Estimated population: 6-7.2 million

Ethnicity: Han Chinese

First language/s: Thai, Teochew, Hakka, Hainanese, Mandarin

Religion/s: Theravada Buddhism, Mahayana Buddhism, Taoism


Chinese make up roughly 10-12 per cent of the population of Thailand. Because of a long history of intermixture with ethnic Thais, precise figures on their actual numbers are hard to ascertain. With the exception of a small minority, the majority of the Chinese are Thai-Chinese. While most Chinese live in urban areas, there is also a distinct rural Yunnanese Chinese community in the hills of northern Thailand. Most Chinese in Thailand are of Teochew background, and it is this language which remains the most commonly used for business purposes, though Mandarin appears to be making some headway. The minority is generally thought to be economically advantaged in relation to the majority Thai population, with some reports that they may control more than 80 per cent of Thai business interests.

Historical context

Chinese presence in what is today Thailand goes back at least to the thirteenth century. By the sixteenth century, they had a small community located in the then capital of the Kingdom of Siam, Ayudhya, as well as a well-established community in Pattani, in the extreme south of the country.
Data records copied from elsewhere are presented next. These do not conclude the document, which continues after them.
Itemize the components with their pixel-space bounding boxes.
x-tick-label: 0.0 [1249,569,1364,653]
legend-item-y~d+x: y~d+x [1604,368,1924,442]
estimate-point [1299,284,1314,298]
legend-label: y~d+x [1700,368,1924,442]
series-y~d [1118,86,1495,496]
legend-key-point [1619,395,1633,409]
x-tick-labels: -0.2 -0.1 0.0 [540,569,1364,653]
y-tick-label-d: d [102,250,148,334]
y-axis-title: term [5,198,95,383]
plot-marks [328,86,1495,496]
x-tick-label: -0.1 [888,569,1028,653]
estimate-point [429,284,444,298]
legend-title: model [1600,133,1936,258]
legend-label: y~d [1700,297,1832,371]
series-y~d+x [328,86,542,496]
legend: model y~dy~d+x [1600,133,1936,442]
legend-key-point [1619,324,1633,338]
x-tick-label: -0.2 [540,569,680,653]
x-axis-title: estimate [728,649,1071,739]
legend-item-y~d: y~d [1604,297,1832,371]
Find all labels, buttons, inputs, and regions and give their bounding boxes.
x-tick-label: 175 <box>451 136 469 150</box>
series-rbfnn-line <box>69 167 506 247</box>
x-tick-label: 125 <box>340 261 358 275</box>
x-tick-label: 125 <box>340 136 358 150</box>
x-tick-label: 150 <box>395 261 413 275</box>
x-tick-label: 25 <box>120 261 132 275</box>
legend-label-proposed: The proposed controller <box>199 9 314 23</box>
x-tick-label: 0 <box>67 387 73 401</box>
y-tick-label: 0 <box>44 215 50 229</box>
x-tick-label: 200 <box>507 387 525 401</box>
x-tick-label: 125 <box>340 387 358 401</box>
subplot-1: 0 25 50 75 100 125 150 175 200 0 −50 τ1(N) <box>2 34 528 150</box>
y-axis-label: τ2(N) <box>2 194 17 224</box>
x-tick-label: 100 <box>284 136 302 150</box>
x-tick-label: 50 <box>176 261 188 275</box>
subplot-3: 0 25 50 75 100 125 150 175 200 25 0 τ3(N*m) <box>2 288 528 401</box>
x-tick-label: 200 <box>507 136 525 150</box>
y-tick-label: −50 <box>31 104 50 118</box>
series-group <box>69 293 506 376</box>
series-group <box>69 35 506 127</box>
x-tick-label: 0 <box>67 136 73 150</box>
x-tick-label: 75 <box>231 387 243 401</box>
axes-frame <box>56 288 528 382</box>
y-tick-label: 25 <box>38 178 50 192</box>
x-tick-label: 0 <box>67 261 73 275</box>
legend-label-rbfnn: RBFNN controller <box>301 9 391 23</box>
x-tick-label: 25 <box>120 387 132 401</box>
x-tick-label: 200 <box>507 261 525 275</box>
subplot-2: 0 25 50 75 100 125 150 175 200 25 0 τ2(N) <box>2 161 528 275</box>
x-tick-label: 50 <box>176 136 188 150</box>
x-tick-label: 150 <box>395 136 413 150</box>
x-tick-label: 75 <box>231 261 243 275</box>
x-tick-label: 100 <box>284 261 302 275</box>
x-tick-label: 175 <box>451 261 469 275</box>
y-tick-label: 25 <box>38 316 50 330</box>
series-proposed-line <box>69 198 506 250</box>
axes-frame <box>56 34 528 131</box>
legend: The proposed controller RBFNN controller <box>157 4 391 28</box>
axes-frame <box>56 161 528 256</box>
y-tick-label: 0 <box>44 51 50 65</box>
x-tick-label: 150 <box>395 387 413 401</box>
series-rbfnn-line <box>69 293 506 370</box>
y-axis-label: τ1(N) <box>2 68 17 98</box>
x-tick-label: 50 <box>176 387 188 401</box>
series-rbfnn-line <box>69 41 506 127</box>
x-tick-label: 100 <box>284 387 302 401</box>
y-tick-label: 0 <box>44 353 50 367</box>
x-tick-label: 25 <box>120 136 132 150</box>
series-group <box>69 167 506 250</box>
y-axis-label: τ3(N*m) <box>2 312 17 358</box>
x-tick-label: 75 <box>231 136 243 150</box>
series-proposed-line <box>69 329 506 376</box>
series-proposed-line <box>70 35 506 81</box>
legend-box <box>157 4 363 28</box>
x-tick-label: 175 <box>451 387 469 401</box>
By the seventeenth century, they represented perhaps 1 per cent of the population, and were mainly ethnic Cantonese and Fujianese. By the nineteenth century, Teochew migrants had become the largest group within the Chinese minority, and their language became the lingua franca among the various ethnic Chinese groups.

By the nineteenth century, Thailand’s Chinese were engaged in commercial activities and as labourers in industry, mines, construction and plantations. Their role was significant in the important rice export trade. During this period Chinese migration increased substantially, so that at the beginning of the twentieth century the Chinese had come to constitute perhaps more than half of the population of the capital, known in the west as Bangkok.

The large Chinese population and the economic dominance of the Chinese began to create serious resentment which started to manifest itself in the first decades of the twentieth century. Anti-Chinese sentiments appeared in government policies, including statements made by King Rama VI asserting that the Chinese were not loyal Thai subjects. These were followed by laws such as a 1910 poll tax, which had a considerable impact on the Chinese and led to a general strike by Chinese workers.

While a 1913 Nationality Law gave citizenship to the Chinese, Thai authorities started to enforce laws that also mandated the assimilation of citizens. This became particularly obvious after the overthrow of Thailand’s absolute monarchy in 1932 brought in military leaders who adopted much more blatantly Thai nationalist policies. In the 1930s and 1940s, various laws and other measures excluded members of the Chinese minority from about 27 different professions, nationalized some areas of the economy or brought it under strict government control – and outside of Chinese hands. Teaching in Chinese was either prohibited or only allowed in private schools for a limited number of hours. Many Chinese either chose to leave the country, migrating to other parts of Asia, or tried to ‘disappear’ by adopting Thai names so as to be less conspicuous. The creation of state-owned industries, placed in Thai hands, forced the Chinese community to diversify its economic activities and form alliances with powerful Thais.

The shift in the 1960s and 1970s to an export-oriented economy was to the advantage of Chinese businesses. Today those of Chinese or partial Chinese descent occupy all strata of Thai society, including Thailand’s biggest companies outside of the agricultural sphere. More than half live in the Bangkok area and the Chinese population as a whole is largely urbanized. Involvement in the commercial sphere, whether as owners of large businesses or as small shopkeepers, remains predominant. Although traditionally the Chinese have shied away from politics, in the 1980s they became more involved. Some of today’s most prominent politicians are Thai-Chinese. Local Chinese newspapers now operate freely and there are several private Chinese schools operating, supported by an increase in interest in Chinese traditions and culture after the 1980s.

Current issues

The Chinese minority remains well integrated, economically advantaged in relation to the ethnic Thai majority. In recent years they have been increasingly visible in Thai society and politics generally and are not victims of any sort of institutionalized discrimination.